アークの背に庇われた……のだがエインリズは己の目を疑った。


「ヘ、ヘミヴン殿下……」

「ん……、なんだエインリズ。僕の顔をそんな驚いた表情して見て。何かついているか?」

「つ、ついている……といいますか……!!」


(ついていないのよ! ……髪が! バグってるわ!!)


「どうした、そんな熱心な目で見るなよ」


 自分の美貌に見惚れていると勘違いしている王太子からサっと顔を背けた。

 

(熱心にもなるわよ! 噴き出して大笑いしそう!)


 王太子の髪は位置情報がバグってしまったらしい。

 ツルッツルの丸い肌色頭になってしまっていた。


 なまじ目が大きいキラキラした顔で、いつもフリルが派手な装飾上着ばかり着ているから、その頭では不釣り合いすぎてとても浮いている。

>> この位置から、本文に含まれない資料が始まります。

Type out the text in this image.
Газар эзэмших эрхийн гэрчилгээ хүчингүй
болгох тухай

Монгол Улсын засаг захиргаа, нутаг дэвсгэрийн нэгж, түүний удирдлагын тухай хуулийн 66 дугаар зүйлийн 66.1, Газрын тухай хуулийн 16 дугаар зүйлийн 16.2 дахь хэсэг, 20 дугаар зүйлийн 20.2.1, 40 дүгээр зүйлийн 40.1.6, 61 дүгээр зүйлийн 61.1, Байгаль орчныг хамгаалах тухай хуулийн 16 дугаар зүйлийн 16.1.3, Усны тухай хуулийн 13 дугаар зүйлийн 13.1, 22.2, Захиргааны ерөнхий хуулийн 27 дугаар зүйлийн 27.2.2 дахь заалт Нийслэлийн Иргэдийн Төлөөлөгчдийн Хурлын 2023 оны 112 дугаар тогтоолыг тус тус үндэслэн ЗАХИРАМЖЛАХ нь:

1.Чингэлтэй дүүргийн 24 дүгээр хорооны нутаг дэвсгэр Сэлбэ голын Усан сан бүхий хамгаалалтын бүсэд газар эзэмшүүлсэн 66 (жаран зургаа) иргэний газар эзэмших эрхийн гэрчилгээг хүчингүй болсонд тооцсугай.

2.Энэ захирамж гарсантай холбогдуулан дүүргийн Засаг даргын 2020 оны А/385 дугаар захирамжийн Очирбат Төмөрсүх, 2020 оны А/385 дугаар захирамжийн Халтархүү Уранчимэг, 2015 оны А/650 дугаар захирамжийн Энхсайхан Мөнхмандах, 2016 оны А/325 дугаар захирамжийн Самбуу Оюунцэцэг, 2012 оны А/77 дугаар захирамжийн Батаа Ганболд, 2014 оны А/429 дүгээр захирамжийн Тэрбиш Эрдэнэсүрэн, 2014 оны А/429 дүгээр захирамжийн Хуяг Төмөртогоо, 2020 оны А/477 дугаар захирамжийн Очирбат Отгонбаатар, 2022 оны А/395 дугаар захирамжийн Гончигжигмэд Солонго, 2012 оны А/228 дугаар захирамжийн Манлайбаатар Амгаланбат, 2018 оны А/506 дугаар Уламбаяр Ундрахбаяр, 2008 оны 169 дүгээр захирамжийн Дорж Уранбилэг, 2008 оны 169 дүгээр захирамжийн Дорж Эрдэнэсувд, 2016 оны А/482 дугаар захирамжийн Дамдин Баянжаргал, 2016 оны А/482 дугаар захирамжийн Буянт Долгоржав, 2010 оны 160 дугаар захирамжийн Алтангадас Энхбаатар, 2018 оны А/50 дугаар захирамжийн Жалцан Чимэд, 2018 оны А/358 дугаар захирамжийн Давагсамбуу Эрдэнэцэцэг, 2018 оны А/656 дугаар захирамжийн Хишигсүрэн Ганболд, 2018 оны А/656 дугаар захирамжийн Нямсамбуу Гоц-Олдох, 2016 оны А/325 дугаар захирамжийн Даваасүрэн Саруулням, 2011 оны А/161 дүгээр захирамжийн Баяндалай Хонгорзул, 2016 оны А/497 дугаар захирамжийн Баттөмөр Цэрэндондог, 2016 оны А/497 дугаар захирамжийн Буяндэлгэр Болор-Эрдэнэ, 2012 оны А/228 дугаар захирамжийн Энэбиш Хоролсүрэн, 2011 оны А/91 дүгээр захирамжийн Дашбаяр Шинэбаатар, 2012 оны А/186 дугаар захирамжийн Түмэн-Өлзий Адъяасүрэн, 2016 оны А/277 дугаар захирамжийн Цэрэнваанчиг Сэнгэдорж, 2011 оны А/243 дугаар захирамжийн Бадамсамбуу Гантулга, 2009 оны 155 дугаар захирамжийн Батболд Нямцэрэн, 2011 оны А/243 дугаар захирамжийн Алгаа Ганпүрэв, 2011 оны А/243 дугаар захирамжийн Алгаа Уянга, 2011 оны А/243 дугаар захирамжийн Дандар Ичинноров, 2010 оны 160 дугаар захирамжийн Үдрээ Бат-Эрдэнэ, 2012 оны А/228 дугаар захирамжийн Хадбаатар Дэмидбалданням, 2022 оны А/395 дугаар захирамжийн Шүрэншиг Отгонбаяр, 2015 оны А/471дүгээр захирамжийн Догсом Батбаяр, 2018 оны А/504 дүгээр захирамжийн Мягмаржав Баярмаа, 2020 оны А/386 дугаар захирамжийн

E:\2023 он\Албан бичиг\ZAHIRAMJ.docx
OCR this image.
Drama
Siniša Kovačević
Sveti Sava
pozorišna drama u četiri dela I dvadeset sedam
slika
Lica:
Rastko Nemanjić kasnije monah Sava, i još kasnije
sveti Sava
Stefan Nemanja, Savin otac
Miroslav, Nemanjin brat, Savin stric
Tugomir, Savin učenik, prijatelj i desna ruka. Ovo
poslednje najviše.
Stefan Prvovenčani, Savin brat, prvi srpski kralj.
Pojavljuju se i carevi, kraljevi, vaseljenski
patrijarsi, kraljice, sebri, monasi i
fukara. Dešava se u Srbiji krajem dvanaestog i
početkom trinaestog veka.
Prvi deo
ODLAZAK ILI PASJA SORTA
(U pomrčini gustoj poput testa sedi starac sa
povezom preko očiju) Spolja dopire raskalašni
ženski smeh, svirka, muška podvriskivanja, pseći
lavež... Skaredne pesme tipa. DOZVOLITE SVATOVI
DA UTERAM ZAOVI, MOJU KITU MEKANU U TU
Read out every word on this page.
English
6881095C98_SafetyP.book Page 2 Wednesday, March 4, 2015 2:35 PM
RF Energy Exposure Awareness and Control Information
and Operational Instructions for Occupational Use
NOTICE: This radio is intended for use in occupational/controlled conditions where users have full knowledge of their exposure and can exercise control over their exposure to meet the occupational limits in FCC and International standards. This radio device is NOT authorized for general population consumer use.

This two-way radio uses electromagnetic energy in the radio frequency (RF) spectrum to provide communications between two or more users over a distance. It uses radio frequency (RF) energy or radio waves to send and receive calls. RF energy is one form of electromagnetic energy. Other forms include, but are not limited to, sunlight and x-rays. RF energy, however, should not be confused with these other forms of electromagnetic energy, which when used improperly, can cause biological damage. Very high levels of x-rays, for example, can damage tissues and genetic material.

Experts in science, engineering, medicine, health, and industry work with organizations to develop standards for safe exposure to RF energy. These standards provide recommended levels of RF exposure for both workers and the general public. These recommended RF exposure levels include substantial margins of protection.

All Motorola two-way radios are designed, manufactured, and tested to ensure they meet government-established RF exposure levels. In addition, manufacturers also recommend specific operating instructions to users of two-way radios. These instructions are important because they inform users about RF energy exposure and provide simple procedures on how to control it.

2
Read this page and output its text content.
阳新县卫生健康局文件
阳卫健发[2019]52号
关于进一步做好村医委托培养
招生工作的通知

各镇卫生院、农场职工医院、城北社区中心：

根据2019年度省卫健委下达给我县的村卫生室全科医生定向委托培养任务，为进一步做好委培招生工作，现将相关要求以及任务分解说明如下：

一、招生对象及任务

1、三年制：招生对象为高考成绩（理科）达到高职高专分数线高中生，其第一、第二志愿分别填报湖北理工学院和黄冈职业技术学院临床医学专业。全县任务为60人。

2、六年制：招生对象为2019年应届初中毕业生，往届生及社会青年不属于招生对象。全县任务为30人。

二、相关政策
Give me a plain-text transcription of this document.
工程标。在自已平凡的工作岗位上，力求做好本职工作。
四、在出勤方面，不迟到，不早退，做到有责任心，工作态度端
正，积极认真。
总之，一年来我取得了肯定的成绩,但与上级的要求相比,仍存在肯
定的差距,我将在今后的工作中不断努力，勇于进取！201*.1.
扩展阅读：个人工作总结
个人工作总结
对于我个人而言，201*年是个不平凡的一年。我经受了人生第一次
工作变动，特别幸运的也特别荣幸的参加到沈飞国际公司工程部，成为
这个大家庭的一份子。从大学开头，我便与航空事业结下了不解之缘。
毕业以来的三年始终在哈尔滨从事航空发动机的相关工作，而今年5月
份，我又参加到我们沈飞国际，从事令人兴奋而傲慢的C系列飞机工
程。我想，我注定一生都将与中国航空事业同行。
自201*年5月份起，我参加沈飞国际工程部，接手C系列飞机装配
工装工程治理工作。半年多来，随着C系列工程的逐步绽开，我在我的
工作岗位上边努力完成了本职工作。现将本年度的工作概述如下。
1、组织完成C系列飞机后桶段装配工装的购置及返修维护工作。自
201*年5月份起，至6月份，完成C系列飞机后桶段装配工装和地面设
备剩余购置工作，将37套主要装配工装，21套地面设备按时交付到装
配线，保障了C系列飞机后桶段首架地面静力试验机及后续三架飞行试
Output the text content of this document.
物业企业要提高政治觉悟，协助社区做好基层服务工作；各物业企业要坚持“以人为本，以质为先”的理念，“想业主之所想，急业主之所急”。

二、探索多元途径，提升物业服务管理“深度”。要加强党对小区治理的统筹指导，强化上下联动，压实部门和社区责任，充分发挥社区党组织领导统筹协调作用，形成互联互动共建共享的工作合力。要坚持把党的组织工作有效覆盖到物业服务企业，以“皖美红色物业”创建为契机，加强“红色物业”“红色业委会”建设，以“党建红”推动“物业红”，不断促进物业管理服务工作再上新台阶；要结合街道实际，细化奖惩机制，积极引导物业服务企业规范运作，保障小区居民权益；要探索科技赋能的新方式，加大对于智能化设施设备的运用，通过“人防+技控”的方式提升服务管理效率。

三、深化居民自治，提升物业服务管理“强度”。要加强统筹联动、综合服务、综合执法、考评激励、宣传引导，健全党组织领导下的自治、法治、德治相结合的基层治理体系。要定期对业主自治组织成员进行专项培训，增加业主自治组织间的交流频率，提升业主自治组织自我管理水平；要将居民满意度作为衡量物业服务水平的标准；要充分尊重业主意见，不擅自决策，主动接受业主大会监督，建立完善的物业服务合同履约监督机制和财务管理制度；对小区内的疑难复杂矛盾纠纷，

 バグとはいえ、本人以外は皆、王太子の異常を認識しているらしい。

 衛兵も随従も、ヘミヴンを腫れ物なのでさわりたくない、けど気になって目が逸らせないようだった。

 新たな婚約者に据えられたブリュンエットも。

 なんというか、戦慄いてる。


「ヘミヴン久しぶりだな、つーか俺が思ってたより年月たってた? お前頭禿げ上がってんじゃん。ツルッ禿げ!」


 アークロッドが笑いを噛み殺すもので、ヘミヴンは初めて自身の頭に触れる。


「あああああああ!? 髪が! 僕の髪がああああああああ。どうなってるんだ……」

 

 この珍事にさしものブリュンエットも嫌そうな顔で、一生懸命にヘミヴンから距離を取ろうとしていた。だが彼女の両足は別の意志でも入っているようにヘミヴンへと歩み出す。


「ふん、廃された第二王子が今更出てきたところで。わたしのい……ぃ……愛、しい王太子殿下の輝かしい未来になんの変化もございませんわ」


 顔は嫌そうだったし、言葉もつかえながらだったけれどブリュンエットは所定のセリフを述べてヘミヴンの頬に口付けた。


「あああ、ちょっとお待ちになっていやあああああ」と喚いているあたり、抵抗しようとしている事が見て取れたが、叶わなかったらしい。


「ブリュンエット!? 君なら僕の見た目が少し変わったくらいで、愛を失ったりしないだろう」

「……それはそれ、これはこれですわ! わたしは……わた…………っ、………………!?」


 ブリュンエットの言葉がつっかえつっかえになる。

 金魚のように口パクをしているのに、音声がない。

 所詮、脇役キャラ。バグろうがバグらなかろうが、彼女に選択肢はこないのだ。


 ゲームの強制力を振り切れない彼女は心底嫌そうな顔をしながら王太子に抱きつきしなだれかかっていく。


「って、な、なんだお前!!」

「え」

 

 ヘミヴンに指摘され戸惑ったブリュンエットが振り向く。

 エインリズはつい、その顔に指差してしまった。